Wednesday 9 March 2016

Setting up a Raspberry Pi(2) as a wifi Access Point

There are loads of tutorials all over the intertubes on how to do this, so there's no point repeating everything verbatim. Also, because of different combinations of hardware, no one guide can do justice to a complete step-by-step walkthrough.

We tried three or four online guides and at various points along the way, hit an obscure error message that didn't really mean an awful lot - so debugging and troubleshooting was difficult. Whenever we hit a problem, the best we could hope to do was reboot the Pi and start again, using someone else's guide!

But eventually, after following the Adafruit guide (almost) to the letter, but ignoring the "use rtl871xdrv" setting in hostapd.conf, we managed to create a wifi access point that various devices (Windows laptop, Android phone, Linux desktop etc) would connect to

Here's our raspberry pi responding to incoming connections to the wifi access point

At first things looked quite promising - the Pi showed up as a wifi access point, using the SSID we set, and would accept (and reject) connections based on the WPA/passphrase. Once we got to the "connect and test" stage, things didn't quite pan out.

On our Windows 10 machine, after "connecting" the IP address was way out of the range we'd set on the Pi. Trying to ping the Pi on it's fixed IP address resulted in a "General Failure" error message. The Android phone started the connection process, which appeared in the log on the Raspberry Pi, but was never given an IP address. After a short delay, the phone would give up and prompt us to forget the connection.

Although the Adafruit website suggested that the  problem was probably with  the dhcp server configuration, it took some hunting around until we found this guide at http://www.pi-point.co.uk/documentation/

The final step is to configure dnsmasq so you can obtain an IP address from your new Pi-Point. Edit your /etc/dnsmasq.conf file to look like this: 

# Never forward plain names (without a dot or domain part)
domain-needed

# Only listen for DHCP on wlan0
interface=wlan0

# create a domain if you want, comment it out otherwise
#domain=Pi-Point.co.uk

# Create a dhcp range on your /24 wlan0 network with 12 hour lease time
dhcp-range=192.168.1.5,192.168.1.254,255.255.255.0,12h

# Send an empty WPAD option. This may be REQUIRED to get windows 7 to behave.
#dhcp-option=252,"\n"


Remember to change the dhcp-range option for the network IP range you're using. If you're having problems with Windows7 machines then try uncommenting the last line. Restart dnsmasq by typing service dnsmasq restart for the configuration to take effect. Now you should be able to connect to your new Pi-Point and get a proper IP address from it. 
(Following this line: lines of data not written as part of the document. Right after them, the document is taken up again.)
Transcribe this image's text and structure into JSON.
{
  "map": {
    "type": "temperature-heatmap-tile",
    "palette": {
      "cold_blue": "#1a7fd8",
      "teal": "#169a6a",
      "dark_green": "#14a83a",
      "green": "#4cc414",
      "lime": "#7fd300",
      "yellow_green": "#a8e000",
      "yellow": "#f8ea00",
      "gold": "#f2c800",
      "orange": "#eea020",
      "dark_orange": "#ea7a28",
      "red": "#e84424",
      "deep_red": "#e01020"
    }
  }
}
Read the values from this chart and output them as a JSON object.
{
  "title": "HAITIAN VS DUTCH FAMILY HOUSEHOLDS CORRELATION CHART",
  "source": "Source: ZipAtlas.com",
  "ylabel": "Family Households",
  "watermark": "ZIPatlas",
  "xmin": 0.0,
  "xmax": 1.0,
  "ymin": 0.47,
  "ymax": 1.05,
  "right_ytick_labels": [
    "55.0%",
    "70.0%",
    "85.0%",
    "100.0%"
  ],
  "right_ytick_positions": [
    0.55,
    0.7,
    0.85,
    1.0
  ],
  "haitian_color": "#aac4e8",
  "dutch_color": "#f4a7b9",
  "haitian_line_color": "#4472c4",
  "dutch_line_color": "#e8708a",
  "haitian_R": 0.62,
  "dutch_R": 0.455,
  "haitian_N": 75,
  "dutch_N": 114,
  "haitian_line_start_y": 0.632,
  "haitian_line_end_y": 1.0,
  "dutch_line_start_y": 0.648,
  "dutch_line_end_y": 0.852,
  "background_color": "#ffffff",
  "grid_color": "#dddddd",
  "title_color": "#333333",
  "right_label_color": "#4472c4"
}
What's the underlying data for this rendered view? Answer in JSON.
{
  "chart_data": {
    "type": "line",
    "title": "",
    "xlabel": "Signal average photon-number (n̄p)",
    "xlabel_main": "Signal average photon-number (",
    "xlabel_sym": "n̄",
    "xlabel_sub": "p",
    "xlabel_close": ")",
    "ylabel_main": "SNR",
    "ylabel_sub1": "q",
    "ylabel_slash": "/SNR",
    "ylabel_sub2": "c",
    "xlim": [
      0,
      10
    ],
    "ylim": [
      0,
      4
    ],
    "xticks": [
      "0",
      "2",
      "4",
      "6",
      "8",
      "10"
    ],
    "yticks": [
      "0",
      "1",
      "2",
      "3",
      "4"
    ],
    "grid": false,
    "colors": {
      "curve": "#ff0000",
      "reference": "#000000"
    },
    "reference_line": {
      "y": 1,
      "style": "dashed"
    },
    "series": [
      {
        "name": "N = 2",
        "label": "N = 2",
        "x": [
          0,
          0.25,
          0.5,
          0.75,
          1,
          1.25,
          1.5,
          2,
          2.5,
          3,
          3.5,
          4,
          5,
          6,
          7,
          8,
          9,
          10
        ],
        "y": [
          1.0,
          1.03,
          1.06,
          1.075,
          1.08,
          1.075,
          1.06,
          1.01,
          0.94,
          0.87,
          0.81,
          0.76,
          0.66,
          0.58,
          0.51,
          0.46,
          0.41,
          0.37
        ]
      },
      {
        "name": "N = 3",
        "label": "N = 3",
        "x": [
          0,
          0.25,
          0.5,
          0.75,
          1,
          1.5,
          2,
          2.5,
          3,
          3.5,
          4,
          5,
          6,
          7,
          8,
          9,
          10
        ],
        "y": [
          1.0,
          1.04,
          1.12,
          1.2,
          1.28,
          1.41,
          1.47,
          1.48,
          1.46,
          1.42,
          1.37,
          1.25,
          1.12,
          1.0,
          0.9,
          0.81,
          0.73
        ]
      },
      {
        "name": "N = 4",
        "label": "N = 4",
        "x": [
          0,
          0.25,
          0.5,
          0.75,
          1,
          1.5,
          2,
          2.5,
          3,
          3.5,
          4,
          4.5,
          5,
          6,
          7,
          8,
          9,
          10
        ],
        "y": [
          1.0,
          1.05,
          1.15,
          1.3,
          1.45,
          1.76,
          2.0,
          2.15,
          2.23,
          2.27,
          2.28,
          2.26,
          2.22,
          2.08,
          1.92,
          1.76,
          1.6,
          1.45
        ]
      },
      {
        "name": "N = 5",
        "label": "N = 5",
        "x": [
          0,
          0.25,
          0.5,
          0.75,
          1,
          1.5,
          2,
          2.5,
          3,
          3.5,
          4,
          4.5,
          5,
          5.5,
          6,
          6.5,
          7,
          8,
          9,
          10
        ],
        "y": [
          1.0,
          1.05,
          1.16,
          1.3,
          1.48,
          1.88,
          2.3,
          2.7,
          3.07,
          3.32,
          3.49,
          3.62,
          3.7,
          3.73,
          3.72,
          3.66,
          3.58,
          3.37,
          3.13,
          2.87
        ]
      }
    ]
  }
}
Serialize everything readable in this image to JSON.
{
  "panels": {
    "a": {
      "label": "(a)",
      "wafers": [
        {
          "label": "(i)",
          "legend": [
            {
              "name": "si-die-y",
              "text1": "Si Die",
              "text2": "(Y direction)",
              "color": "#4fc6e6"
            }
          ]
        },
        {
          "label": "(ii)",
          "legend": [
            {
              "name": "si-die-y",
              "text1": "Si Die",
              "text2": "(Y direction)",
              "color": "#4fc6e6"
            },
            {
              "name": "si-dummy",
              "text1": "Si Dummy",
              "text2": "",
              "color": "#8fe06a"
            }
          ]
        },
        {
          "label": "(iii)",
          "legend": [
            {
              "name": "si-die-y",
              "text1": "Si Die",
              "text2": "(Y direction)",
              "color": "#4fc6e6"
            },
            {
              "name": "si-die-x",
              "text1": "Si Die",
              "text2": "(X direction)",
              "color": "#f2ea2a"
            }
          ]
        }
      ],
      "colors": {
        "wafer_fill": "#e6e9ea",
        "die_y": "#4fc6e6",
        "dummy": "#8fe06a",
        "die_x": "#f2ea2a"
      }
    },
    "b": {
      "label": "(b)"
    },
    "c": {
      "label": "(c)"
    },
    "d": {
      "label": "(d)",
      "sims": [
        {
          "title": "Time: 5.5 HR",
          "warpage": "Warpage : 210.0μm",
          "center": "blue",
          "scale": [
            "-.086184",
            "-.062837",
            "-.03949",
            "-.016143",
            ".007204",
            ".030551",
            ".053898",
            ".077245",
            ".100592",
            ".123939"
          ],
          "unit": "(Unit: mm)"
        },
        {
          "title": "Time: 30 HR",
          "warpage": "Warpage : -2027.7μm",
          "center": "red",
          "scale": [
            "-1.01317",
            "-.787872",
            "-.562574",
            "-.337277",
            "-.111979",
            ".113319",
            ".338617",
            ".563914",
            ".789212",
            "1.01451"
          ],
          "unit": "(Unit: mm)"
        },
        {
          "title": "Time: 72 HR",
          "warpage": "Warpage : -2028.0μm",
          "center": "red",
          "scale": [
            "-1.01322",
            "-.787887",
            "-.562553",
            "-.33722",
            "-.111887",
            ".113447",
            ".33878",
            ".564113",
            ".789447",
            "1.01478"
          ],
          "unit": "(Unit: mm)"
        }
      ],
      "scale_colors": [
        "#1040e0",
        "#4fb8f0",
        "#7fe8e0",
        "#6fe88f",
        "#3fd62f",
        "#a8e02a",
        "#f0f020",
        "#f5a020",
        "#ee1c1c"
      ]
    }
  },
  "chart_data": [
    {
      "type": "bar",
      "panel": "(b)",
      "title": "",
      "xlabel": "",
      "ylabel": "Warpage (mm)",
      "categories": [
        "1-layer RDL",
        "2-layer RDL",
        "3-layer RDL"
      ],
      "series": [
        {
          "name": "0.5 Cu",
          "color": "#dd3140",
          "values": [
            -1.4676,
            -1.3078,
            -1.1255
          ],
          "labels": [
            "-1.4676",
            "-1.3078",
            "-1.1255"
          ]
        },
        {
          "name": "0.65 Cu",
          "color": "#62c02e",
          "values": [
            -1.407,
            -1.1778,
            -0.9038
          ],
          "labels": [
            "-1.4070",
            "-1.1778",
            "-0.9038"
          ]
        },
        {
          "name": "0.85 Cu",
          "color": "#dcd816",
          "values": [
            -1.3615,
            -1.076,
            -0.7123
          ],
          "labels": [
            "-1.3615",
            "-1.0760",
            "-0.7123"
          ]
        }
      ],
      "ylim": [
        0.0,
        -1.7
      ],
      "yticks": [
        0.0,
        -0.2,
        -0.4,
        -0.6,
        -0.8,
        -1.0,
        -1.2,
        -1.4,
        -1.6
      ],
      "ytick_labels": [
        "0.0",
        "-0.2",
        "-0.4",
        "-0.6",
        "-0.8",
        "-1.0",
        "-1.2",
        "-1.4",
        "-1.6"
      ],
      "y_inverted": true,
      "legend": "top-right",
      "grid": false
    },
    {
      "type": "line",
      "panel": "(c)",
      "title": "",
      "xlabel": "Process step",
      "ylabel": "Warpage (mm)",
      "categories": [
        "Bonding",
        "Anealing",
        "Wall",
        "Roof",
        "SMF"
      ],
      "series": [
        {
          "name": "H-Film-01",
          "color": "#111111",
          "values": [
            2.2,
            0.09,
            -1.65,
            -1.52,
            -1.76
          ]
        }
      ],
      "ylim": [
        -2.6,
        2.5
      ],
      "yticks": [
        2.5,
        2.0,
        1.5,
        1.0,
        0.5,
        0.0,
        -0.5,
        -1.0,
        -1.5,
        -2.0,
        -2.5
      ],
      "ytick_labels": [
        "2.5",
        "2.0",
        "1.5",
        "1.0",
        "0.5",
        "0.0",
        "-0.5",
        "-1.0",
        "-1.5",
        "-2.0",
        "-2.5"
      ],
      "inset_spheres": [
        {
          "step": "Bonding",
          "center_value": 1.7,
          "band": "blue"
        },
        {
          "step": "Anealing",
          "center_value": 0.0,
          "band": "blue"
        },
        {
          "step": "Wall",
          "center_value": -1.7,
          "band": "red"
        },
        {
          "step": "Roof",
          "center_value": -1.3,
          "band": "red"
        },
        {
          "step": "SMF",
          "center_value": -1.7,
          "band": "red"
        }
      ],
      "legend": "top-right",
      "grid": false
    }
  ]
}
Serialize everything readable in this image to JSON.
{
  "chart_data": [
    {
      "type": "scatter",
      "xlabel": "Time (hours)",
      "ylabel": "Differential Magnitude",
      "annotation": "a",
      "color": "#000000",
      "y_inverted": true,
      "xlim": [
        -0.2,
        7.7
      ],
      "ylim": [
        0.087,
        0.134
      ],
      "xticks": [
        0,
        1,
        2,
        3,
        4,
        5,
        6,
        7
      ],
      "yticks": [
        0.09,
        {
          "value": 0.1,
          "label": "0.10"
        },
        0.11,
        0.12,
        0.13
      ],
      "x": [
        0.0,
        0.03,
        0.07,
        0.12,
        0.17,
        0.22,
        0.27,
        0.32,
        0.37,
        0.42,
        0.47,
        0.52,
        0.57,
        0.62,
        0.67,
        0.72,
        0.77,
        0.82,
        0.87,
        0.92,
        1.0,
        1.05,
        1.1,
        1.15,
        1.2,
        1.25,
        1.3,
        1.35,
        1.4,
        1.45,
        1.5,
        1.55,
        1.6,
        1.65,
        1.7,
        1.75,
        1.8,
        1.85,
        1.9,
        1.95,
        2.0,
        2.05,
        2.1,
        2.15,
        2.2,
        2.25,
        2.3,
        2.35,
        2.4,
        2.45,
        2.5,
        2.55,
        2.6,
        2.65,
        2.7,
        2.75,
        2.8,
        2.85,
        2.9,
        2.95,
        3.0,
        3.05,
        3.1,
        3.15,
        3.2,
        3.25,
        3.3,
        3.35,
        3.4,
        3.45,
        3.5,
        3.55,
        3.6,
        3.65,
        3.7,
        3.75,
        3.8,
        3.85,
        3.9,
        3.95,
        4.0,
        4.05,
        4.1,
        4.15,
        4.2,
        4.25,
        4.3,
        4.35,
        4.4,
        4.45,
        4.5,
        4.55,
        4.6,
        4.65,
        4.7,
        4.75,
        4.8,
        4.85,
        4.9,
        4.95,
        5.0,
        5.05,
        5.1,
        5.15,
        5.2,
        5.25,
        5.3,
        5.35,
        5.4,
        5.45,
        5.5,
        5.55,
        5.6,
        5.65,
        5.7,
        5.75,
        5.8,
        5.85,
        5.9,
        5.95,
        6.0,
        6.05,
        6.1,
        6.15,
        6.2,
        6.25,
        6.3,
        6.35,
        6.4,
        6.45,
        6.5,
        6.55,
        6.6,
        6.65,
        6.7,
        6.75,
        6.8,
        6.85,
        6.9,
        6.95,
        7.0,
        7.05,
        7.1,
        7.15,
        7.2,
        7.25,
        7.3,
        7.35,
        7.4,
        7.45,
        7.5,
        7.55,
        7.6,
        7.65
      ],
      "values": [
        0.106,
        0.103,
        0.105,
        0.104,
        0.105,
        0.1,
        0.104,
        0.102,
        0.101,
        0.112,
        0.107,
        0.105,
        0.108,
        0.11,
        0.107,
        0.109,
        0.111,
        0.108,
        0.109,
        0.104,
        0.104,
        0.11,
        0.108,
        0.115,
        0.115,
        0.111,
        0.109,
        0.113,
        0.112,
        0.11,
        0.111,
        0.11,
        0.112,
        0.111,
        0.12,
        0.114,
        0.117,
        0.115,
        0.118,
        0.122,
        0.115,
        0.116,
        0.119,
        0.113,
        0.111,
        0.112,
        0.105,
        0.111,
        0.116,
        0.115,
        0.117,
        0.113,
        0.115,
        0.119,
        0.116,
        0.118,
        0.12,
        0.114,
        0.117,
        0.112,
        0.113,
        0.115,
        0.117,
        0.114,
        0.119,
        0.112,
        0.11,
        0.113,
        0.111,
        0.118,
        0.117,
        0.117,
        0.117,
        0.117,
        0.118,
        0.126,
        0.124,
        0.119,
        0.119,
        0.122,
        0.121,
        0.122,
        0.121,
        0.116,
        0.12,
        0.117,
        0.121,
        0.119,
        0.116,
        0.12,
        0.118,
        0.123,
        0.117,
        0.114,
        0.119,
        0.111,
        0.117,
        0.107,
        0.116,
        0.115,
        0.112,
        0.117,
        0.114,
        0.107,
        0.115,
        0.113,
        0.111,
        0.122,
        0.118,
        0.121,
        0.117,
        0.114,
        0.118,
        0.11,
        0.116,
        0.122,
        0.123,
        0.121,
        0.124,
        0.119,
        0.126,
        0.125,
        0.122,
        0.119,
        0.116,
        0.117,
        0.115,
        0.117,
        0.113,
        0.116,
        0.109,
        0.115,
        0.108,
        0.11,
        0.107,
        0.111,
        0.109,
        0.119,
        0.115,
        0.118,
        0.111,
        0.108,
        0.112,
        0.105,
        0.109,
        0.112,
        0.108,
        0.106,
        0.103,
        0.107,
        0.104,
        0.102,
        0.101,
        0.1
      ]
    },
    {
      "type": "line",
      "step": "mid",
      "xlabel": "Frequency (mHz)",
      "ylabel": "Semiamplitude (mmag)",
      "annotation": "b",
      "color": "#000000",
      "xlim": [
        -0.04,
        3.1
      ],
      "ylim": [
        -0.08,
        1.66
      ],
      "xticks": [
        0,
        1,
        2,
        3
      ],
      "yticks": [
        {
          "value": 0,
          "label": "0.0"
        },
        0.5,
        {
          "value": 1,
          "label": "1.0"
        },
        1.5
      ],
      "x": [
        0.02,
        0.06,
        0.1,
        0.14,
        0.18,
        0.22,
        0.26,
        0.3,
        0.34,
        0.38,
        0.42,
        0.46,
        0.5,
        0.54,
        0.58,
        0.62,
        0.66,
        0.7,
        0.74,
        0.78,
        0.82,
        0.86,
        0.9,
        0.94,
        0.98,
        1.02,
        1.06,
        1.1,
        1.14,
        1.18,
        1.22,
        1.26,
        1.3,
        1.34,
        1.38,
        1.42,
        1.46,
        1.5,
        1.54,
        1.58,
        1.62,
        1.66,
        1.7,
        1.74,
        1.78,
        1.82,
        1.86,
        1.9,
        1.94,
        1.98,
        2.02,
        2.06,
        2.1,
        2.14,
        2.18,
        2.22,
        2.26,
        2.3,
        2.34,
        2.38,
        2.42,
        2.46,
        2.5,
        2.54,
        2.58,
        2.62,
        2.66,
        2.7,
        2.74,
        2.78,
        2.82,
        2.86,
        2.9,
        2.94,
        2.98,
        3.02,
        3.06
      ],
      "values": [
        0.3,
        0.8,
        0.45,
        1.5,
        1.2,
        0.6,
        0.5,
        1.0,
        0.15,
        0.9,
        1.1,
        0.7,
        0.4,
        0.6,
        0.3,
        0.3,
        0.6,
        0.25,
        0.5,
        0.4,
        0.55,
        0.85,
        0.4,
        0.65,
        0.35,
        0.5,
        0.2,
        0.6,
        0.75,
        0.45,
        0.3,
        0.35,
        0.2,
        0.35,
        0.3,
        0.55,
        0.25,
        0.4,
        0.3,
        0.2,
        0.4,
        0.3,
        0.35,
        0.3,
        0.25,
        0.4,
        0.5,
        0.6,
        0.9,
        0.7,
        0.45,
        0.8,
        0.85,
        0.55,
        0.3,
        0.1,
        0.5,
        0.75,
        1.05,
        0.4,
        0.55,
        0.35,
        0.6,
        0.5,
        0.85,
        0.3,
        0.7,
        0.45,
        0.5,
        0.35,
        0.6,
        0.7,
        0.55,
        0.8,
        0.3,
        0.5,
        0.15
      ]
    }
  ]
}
Although we're not running the pi-point software, we had a working wifi access point, so we just picked things up from there. We changed the ip range to match the one we used while following the Adafruit guide and - amazingly - the access point started working!



The connection process takes just seconds, each device is correctly given it's own IP address from the DHCP server running on the Raspberry Pi. Since we set up the Pi with a static IP address of 192.168.42.1, even the ping request from our Windows laptop worked!




So now we've got our AP working on a Pi, we're going to have to learn how to respond to incoming connection requests from apps running on our devices, and how to process them to make meaningful stuff happen. It's only a small step so far, but quite a significant one!